12:51 pm on Jul 28, 2002 (gmt 0)

WebmasterWorld Senior Member 10+ Year Member



vitaplease, I'd love to see the scientific citation/publishing industry opened up... I believe strongly that for a scientific article to be accepted as part of "the record" - to be recognised by universities for promotion/performance measures, for example - it should have to be made "free content", and thus freely available online.

Then Google could build an entirely separate full-text index of academic research, with all kinds of fancy search and citation tracking tools.

[edited by: danny at 12:58 pm (utc) on July 28, 2002]

Chris_R

12:57 pm on Jul 28, 2002 (gmt 0)

WebmasterWorld Senior Member 10+ Year Member



I love the cartoon at the top :)
I would not be suprised at all if google and amazon have a partnership down the road. Both would complement each other beautifully.

Although eBay is profitable - only Amazon and Google really have my respect as Internet powerhouses.

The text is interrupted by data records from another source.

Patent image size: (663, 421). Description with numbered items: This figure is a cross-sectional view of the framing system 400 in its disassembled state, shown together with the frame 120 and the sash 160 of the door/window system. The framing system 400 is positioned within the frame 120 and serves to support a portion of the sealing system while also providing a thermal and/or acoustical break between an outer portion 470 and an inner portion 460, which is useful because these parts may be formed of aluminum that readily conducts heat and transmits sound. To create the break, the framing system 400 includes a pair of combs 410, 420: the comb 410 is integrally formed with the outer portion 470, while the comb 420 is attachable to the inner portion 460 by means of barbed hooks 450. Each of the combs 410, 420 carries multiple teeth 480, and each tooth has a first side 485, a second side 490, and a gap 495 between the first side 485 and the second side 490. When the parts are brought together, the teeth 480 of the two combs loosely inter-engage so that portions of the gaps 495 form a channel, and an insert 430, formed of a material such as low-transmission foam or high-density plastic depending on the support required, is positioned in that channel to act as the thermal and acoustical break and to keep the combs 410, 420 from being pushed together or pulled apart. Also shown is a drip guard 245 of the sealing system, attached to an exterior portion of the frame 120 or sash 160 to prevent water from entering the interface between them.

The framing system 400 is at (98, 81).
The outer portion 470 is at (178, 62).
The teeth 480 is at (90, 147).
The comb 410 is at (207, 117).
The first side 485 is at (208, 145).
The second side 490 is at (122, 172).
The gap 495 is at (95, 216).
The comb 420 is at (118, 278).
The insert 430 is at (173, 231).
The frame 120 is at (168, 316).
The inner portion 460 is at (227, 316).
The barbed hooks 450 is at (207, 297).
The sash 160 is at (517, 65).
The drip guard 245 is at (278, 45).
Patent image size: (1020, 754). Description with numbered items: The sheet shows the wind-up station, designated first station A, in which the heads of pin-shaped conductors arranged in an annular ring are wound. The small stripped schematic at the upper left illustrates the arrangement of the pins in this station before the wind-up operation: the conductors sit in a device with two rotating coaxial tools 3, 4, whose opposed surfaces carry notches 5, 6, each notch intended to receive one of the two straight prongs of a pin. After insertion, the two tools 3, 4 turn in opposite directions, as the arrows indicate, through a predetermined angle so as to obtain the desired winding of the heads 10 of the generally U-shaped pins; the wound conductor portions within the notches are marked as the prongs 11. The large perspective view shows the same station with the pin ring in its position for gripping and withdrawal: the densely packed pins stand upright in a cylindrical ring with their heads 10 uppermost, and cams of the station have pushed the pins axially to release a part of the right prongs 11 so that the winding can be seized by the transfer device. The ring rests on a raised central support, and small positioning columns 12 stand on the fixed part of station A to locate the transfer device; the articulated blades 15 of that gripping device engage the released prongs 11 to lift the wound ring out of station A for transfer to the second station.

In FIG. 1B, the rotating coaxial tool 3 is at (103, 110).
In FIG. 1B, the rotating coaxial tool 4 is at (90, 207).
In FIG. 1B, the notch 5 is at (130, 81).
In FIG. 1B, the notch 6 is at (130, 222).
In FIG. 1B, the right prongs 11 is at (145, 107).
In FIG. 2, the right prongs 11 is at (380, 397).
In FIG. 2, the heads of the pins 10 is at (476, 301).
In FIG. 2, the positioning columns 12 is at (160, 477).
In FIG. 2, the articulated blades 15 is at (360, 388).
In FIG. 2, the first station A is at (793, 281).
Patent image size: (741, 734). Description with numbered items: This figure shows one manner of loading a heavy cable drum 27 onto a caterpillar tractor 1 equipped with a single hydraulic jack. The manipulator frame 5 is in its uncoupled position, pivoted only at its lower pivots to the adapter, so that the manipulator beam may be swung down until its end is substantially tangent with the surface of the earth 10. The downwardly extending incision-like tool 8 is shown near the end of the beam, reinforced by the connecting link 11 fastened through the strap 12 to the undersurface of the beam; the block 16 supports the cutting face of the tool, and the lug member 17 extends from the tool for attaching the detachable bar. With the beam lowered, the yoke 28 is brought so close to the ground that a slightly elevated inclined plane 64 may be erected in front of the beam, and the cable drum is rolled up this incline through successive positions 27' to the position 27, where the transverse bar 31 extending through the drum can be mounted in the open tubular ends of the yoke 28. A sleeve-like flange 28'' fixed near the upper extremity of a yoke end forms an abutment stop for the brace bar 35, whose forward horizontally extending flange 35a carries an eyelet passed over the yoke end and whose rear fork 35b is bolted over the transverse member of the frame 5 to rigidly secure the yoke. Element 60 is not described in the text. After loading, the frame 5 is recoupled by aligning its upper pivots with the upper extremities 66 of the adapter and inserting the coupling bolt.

eBay got lucky - sort of like yahoo, except you pretty much have to use ebay for auctions...

Chris_R

12:58 pm on Jul 28, 2002 (gmt 0)

WebmasterWorld Senior Member 10+ Year Member



Oh - and I also would love to see google have a acedemic research engine. I would pay for that...

vitaplease

12:59 pm on Jul 28, 2002 (gmt 0)

WebmasterWorld Senior Member 10+ Year Member



Danny,

Google should convince publishers that having the full content of articles spidered, means they can be better and more frequently found. It does not mean that the full text article is freely available to everyone (just the snippet or the resumé). Publishers could make a tremendous amount of money it they confided their trust (and made the articles at reasonable price available) to something like such a Google service.

FAST is touching this subject with [scirus.com...]

chiyo

1:16 pm on Jul 28, 2002 (gmt 0)

WebmasterWorld Senior Member 10+ Year Member



I used to work in academic publishing for 10 years for a UK company. Their journals were priced for libraries and sometimes were priced at 1,000 to 2,000 Pounds per year for 12 issues (say 60 to 100 articles.

Lexis Nexus and Blackwells and the major academic publihers and agents make massive amounts of money for publishing research that is in most part paid for by governments through universities.

The Net is a major threat to their middle man status, but we aint seeing it yet!

danny

1:37 pm on Jul 28, 2002 (gmt 0)

WebmasterWorld Senior Member 10+ Year Member



I'm with chiyo - I think we need to change the fundamentals of the existing academic publishing system, not just improve the profits of those currently running it.

This thread should probably be in foo, but Google might well have a role in forthcoming upheavals... they came out of academia, remember!

rcjordan

10:05 pm on Aug 1, 2002 (gmt 0)

WebmasterWorld Senior Member 10+ Year Member



W3C hails Semantic Web, Web services scenarios [computerworld.com]

2009? (in the first article) Must have been a typo, he meant 2006.

GoogleGuy

9:44 am on Aug 2, 2002 (gmt 0)

WebmasterWorld Senior Member 10+ Year Member



Good points in that article, but my favorite has to be the Googlebot picture. I gotta get that on a T-shirt..

rjohara

6:34 pm on Aug 2, 2002 (gmt 0)

10+ Year Member



That was a fun article on a really interesting topic. Something Brett posted once about searching calendars got me thinking here on WebmasterWorld about the semantic web [webmasterworld.com] a while ago. There are a few pointers in that post to other interesting items.